Although a bit messy (loads of paper and rulers everywhere) I quite enjoyed making my pattern pieces. It was like a puzzle. And, it did not take as long as I thought it would to make up the pattern pieces.
I did not add extra hem allowance to the sleeves or bottom hems because I had the feeling that I’ll have to shorten them anyway. At only 157 cm height (5ft2) it’s a given that I have to shorten the patterns.
I added a 1cm seam allowance right after I made my pattern pieces, otherwise, I forget about it. Construction wasn’t an issue for me as I tend to freestyle it even when I have instructions anyway. The book that comes with the kit has a few pages in which some construction tips/techniques are given. I would not rely on them though as they are very basic.
My first make was a success. I think they must draft these patterns for very tall people. I did not add anything at the bottom for the seam allowance ( I was aiming for a maxi length) and even then I had to take out approx. 10 cm to make the robe floor length.
With my next makes, I’ve gone for a few dresses. First on the list was the one on the left mainly because there are separate pieces for the bodice and the skirt. This means if the bodice did not fit, it was easier to just re-make the bodice and not ruin all the fabric. There was no marking for the position of the apex or hip line.
I was really glad, I did start with this pattern because the bodice did not fit properly because the pattern is too long between waist and shoulder. I took at first 1.5 cm of the length of the bodice.

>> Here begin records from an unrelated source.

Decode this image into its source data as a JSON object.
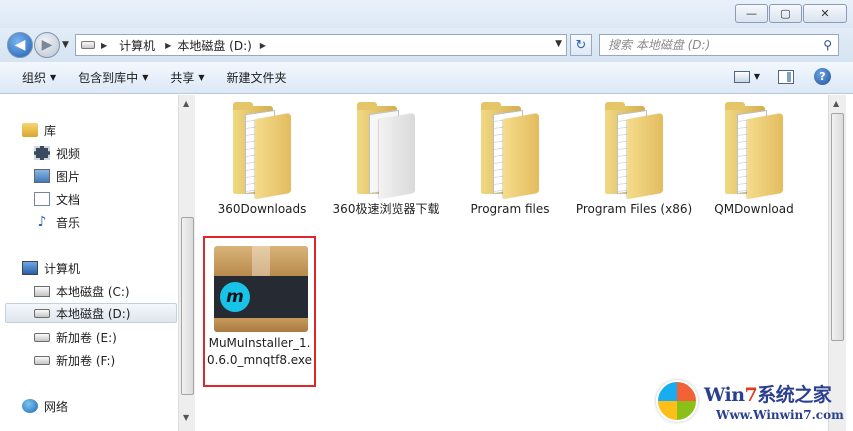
{
  "window": {
    "minimize_glyph": "—",
    "maximize_glyph": "▢",
    "close_glyph": "✕"
  },
  "address": {
    "crumbs": [
      "计算机",
      "本地磁盘 (D:)"
    ],
    "dropdown_glyph": "▼"
  },
  "search": {
    "placeholder": "搜索 本地磁盘 (D:)"
  },
  "toolbar": {
    "organize": "组织",
    "include_in_library": "包含到库中",
    "share": "共享",
    "new_folder": "新建文件夹"
  },
  "nav": {
    "libraries": "库",
    "videos": "视频",
    "pictures": "图片",
    "documents": "文档",
    "music": "音乐",
    "computer": "计算机",
    "drive_c": "本地磁盘 (C:)",
    "drive_d": "本地磁盘 (D:)",
    "drive_e": "新加卷 (E:)",
    "drive_f": "新加卷 (F:)",
    "network": "网络"
  },
  "files": [
    {
      "name": "360Downloads"
    },
    {
      "name": "360极速浏览器下载"
    },
    {
      "name": "Program files"
    },
    {
      "name": "Program Files (x86)"
    },
    {
      "name": "QMDownload"
    },
    {
      "name": "MuMuInstaller_1.0.6.0_mnqtf8.exe"
    }
  ],
  "watermark": {
    "brand_win": "Win",
    "brand_seven": "7",
    "brand_rest": "系统之家",
    "url": "Www.Winwin7.com"
  },
  "colors": {
    "highlight_border": "#e0262b",
    "accent": "#2a64b5"
  }
}
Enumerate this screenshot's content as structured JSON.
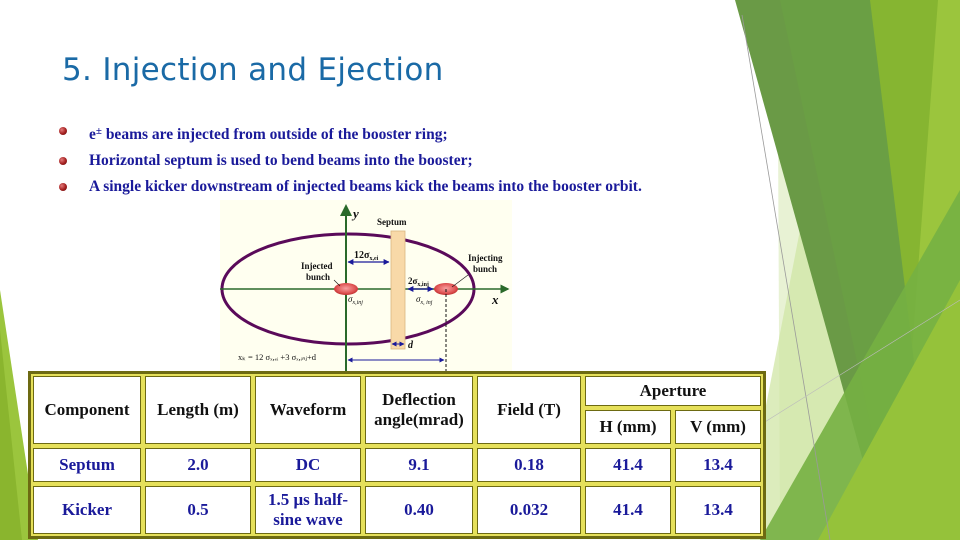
{
  "slide": {
    "title": "5. Injection and Ejection",
    "bullets": [
      {
        "prefix": "e",
        "superscript": "±",
        "text": " beams are injected from outside of the booster ring;"
      },
      {
        "prefix": "",
        "superscript": "",
        "text": "Horizontal septum is used to bend beams into the booster;"
      },
      {
        "prefix": "",
        "superscript": "",
        "text": "A single kicker downstream of injected beams kick the beams into the booster orbit."
      }
    ],
    "bullet_icon": "sphere-bullet-icon",
    "colors": {
      "title": "#1a6aa6",
      "body_text": "#1a1a9a",
      "table_border": "#6d6a12",
      "table_inner_border": "#e6e05a",
      "deco_green_dark": "#6a9a46",
      "deco_green_mid": "#86b531",
      "deco_green_light": "#9bc53d",
      "diagram_bg": "#fffff0",
      "orbit_ellipse": "#5a0a5a",
      "axis": "#2a6a2a",
      "septum_fill": "#f8d9a8",
      "bunch_fill": "#e05555",
      "dimension_arrow": "#1a1a9a"
    }
  },
  "diagram": {
    "y_axis_label": "y",
    "x_axis_label": "x",
    "septum_label": "Septum",
    "injected_bunch_label_1": "Injected",
    "injected_bunch_label_2": "bunch",
    "injecting_bunch_label_1": "Injecting",
    "injecting_bunch_label_2": "bunch",
    "dim_12sigma": "12σ",
    "dim_12sigma_sub": "x,ei",
    "dim_2sigma": "2σ",
    "dim_2sigma_sub": "x,inj",
    "sigma_injected": "σ",
    "sigma_injected_sub": "x,inj",
    "sigma_injecting": "σ",
    "sigma_injecting_sub": "x, inj",
    "d_label": "d",
    "formula": "xₖ = 12 σₓ,ₑᵢ +3 σₓ,ᵢₙⱼ+d"
  },
  "table": {
    "headers": {
      "component": "Component",
      "length": "Length (m)",
      "waveform": "Waveform",
      "deflection_1": "Deflection",
      "deflection_2": "angle(mrad)",
      "field": "Field (T)",
      "aperture": "Aperture",
      "aperture_h": "H (mm)",
      "aperture_v": "V (mm)"
    },
    "rows": [
      {
        "component": "Septum",
        "length": "2.0",
        "waveform_1": "DC",
        "waveform_2": "",
        "deflection": "9.1",
        "field": "0.18",
        "h": "41.4",
        "v": "13.4"
      },
      {
        "component": "Kicker",
        "length": "0.5",
        "waveform_1": "1.5 μs half-",
        "waveform_2": "sine wave",
        "deflection": "0.40",
        "field": "0.032",
        "h": "41.4",
        "v": "13.4"
      }
    ]
  }
}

In the end, I could have taken another 0.5 cm but could not be bothered cutting the bodice a third time, even though I still had enough fabric left . However, I did make the necessary changes to this pattern for when I make this dress again. Originally, I left the hem as it was, below the knees. However, as I am only 1.57m (5ft2″) that length does nothing for me. So, I had to chop off about 25 cm of the length of the dress to make it suit my shape and height. I did not finish the hems on this dress as I was working with scuba crepe fabric that does not fray.

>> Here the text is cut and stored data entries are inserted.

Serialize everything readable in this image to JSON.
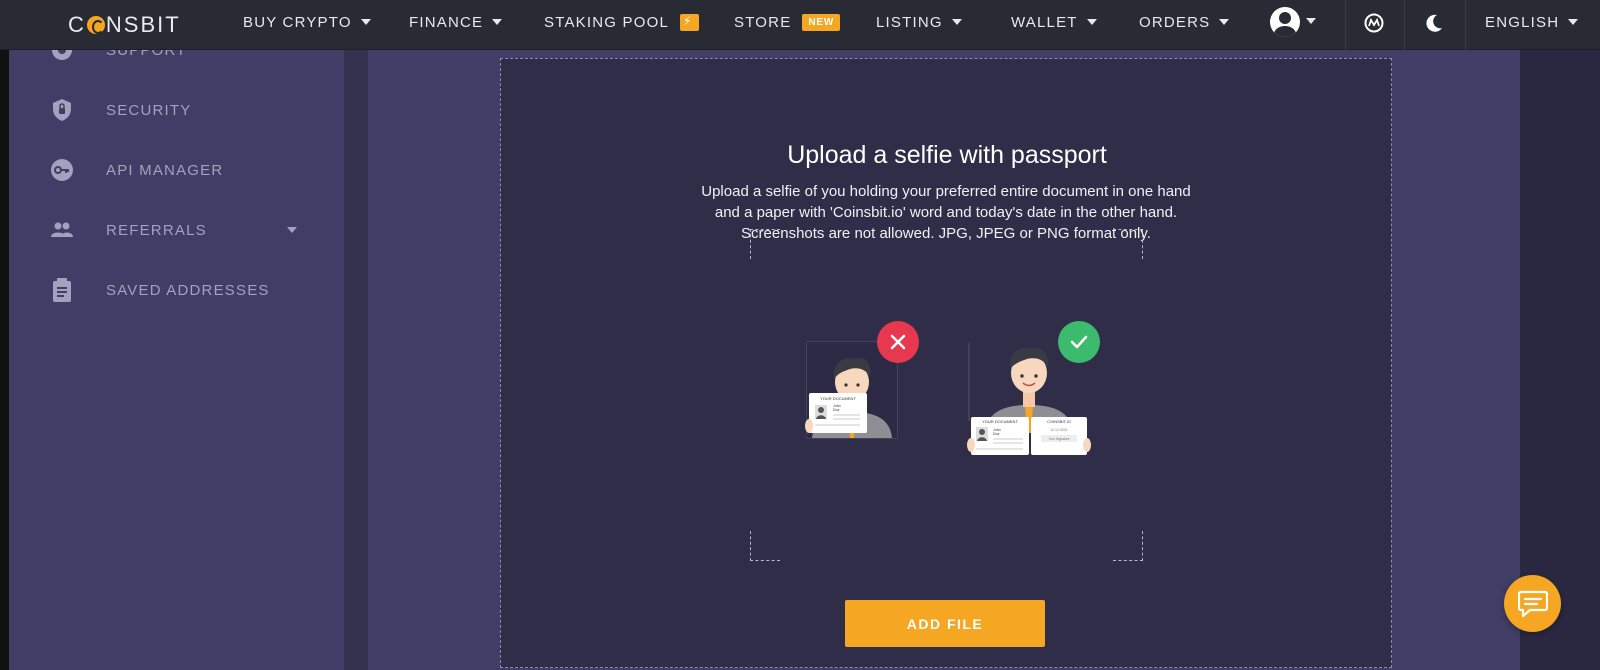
{
  "brand": {
    "logo_text_pre": "C",
    "logo_text_post": "NSBIT"
  },
  "nav": {
    "buy_crypto": "BUY CRYPTO",
    "finance": "FINANCE",
    "staking_pool": "STAKING POOL",
    "store": "STORE",
    "store_badge": "NEW",
    "listing": "LISTING",
    "wallet": "WALLET",
    "orders": "ORDERS",
    "language": "ENGLISH"
  },
  "sidebar": {
    "items": [
      {
        "label": "SUPPORT",
        "icon": "support-icon"
      },
      {
        "label": "SECURITY",
        "icon": "shield-icon"
      },
      {
        "label": "API MANAGER",
        "icon": "key-icon"
      },
      {
        "label": "REFERRALS",
        "icon": "people-icon"
      },
      {
        "label": "SAVED ADDRESSES",
        "icon": "clipboard-icon"
      }
    ]
  },
  "upload": {
    "title": "Upload a selfie with passport",
    "description": "Upload a selfie of you holding your preferred entire document in one hand and a paper with 'Coinsbit.io' word and today's date in the other hand. Screenshots are not allowed. JPG, JPEG or PNG format only.",
    "add_file_label": "ADD FILE",
    "wrong_doc_label": "YOUR DOCUMENT",
    "right_doc_label": "YOUR DOCUMENT",
    "right_paper_label": "COINSBIT.IO",
    "right_paper_date": "11.12.2021",
    "right_paper_sign": "Your Signature",
    "card_name_first": "John",
    "card_name_last": "Doe"
  },
  "colors": {
    "accent": "#f5a623",
    "error": "#e8384f",
    "success": "#3cba6d",
    "panel": "#302d48",
    "sidebar": "#403d66"
  }
}
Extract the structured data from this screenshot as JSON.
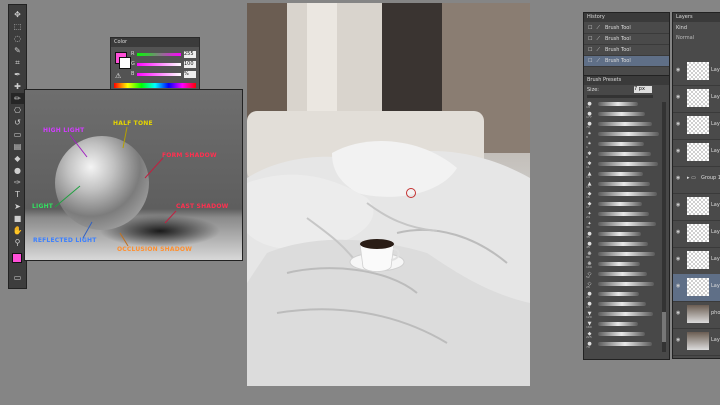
{
  "tools": [
    {
      "icon": "move-icon",
      "glyph": "✥"
    },
    {
      "icon": "marquee-icon",
      "glyph": "⬚"
    },
    {
      "icon": "lasso-icon",
      "glyph": "◌"
    },
    {
      "icon": "quick-select-icon",
      "glyph": "✎"
    },
    {
      "icon": "crop-icon",
      "glyph": "⌗"
    },
    {
      "icon": "eyedropper-icon",
      "glyph": "✒"
    },
    {
      "icon": "healing-icon",
      "glyph": "✚"
    },
    {
      "icon": "brush-icon",
      "glyph": "✏"
    },
    {
      "icon": "stamp-icon",
      "glyph": "⎔"
    },
    {
      "icon": "history-brush-icon",
      "glyph": "↺"
    },
    {
      "icon": "eraser-icon",
      "glyph": "▭"
    },
    {
      "icon": "gradient-icon",
      "glyph": "▤"
    },
    {
      "icon": "blur-icon",
      "glyph": "◆"
    },
    {
      "icon": "dodge-icon",
      "glyph": "●"
    },
    {
      "icon": "pen-icon",
      "glyph": "✑"
    },
    {
      "icon": "type-icon",
      "glyph": "T"
    },
    {
      "icon": "path-select-icon",
      "glyph": "➤"
    },
    {
      "icon": "shape-icon",
      "glyph": "■"
    },
    {
      "icon": "hand-icon",
      "glyph": "✋"
    },
    {
      "icon": "zoom-icon",
      "glyph": "⚲"
    },
    {
      "icon": "more-icon",
      "glyph": "…"
    }
  ],
  "colors": {
    "foreground": "#ff4fd8",
    "background": "#ffffff",
    "accent": "#5f6f87"
  },
  "color_panel": {
    "title": "Color",
    "channels": [
      {
        "label": "R",
        "value": "255"
      },
      {
        "label": "G",
        "value": "100"
      },
      {
        "label": "B",
        "value": "%"
      }
    ]
  },
  "reference": {
    "labels": {
      "highlight": "HIGH LIGHT",
      "halftone": "HALF TONE",
      "form_shadow": "FORM SHADOW",
      "light": "LIGHT",
      "cast_shadow": "CAST SHADOW",
      "reflected_light": "REFLECTED LIGHT",
      "occlusion_shadow": "OCCLUSION SHADOW"
    }
  },
  "history": {
    "tabs": [
      "History"
    ],
    "items": [
      "Brush Tool",
      "Brush Tool",
      "Brush Tool",
      "Brush Tool"
    ]
  },
  "brush_presets": {
    "title": "Brush Presets",
    "size_label": "Size:",
    "size_value": "7 px",
    "sizes": [
      "13",
      "177",
      "70",
      "8",
      "1",
      "6",
      "11",
      "14",
      "15",
      "16",
      "17",
      "24",
      "30",
      "35",
      "45",
      "80",
      "109",
      "52",
      "25",
      "29",
      "13",
      "120",
      "160",
      "225",
      "79"
    ]
  },
  "layers": {
    "tab": "Layers",
    "kind": "Kind",
    "mode": "Normal",
    "items": [
      {
        "name": "Lay",
        "type": "checker"
      },
      {
        "name": "Lay",
        "type": "checker"
      },
      {
        "name": "Lay",
        "type": "checker"
      },
      {
        "name": "Lay",
        "type": "checker"
      },
      {
        "name": "Group 1",
        "type": "group"
      },
      {
        "name": "Lay",
        "type": "checker"
      },
      {
        "name": "Lay",
        "type": "checker"
      },
      {
        "name": "Lay",
        "type": "checker"
      },
      {
        "name": "Lay",
        "type": "selected"
      },
      {
        "name": "photo",
        "type": "photo"
      },
      {
        "name": "Lay",
        "type": "photo2"
      }
    ]
  }
}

At the same time I drafted the pattern for the second dress (middle drawing a few pictures above). On this one I shortened the bodice above the bust by taking out 2 cm before I cut the fabric. Also, I had to adjust the sleeve cap to make it flatter and fit the new armscye. Once these adjustments were done, I created the pattern for the facings which I cut on the fold to reduce bulk a center front/back seams would add.
On this second dress I chose to leave the hem longer because of the slit in the center front seam. When I’m stood there, it does not look to great, but when I walk it shows a bit of leg making it cute.

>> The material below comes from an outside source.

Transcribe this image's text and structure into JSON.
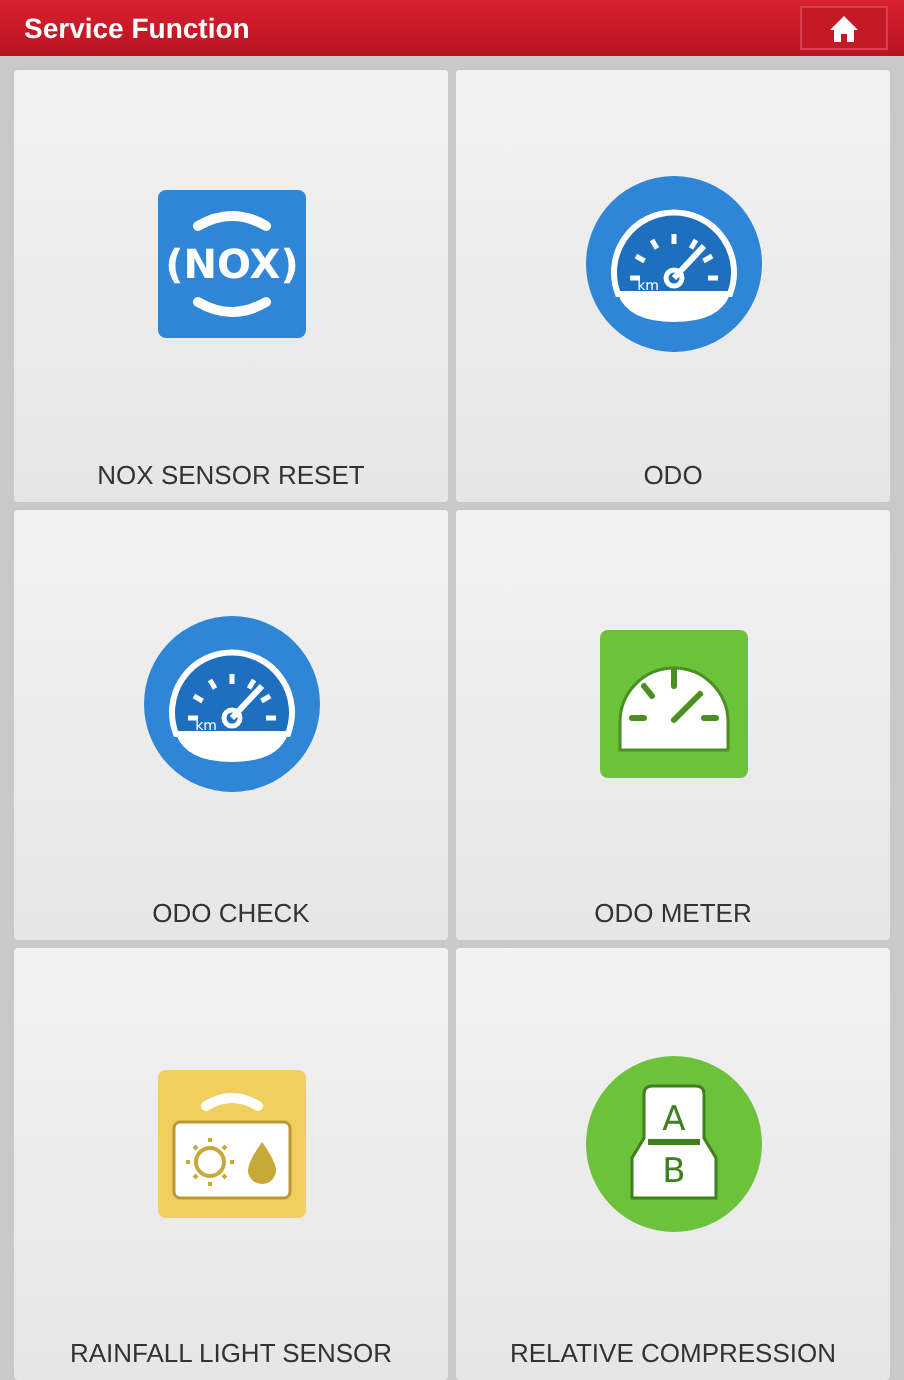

With these dress patterns I think I got the adjustments I need to do for the bodice sorted for my next projects.
It was then time to tackle a different project. I made a jumpsuit. I’ve made all the adjustments I’ve talked about before (shortened the bodice above the bust, sway back. lowered the hip) and hoped it will all go well for the rest.
I opted not to make a channel for the tie/belt to go through, but added belt loops instead.
I even got some help from the social media friends who helped me realise that buttons are better than snaps on this jumpsuit.
I found the front pockets not big enough. When making this jumpsuit again I’ll have to make them wider. I should have realised this when I saw the pattern piece. It was way too slim for a proper pocket.
However, my main problem with this is the back trouser. As you see in the picture, the waist is too low. If I had a flat bum maybe it would look better. Looks like I also need to raise the waist in the centre back by about 4-5 cm. OPS!
I still like my jumpsuit. I am planning to make more projects using the Lutterloh system (The Golden Rule). It’s like putting a puzzle together. I’ve made a note of all the changes I need to make using these patterns so my next one will fit me better.
In my opinion, this is a system that is recommended to those who already have a good knowledge of garment construction and fit. There are no instructions with the patterns and the information is quite basic.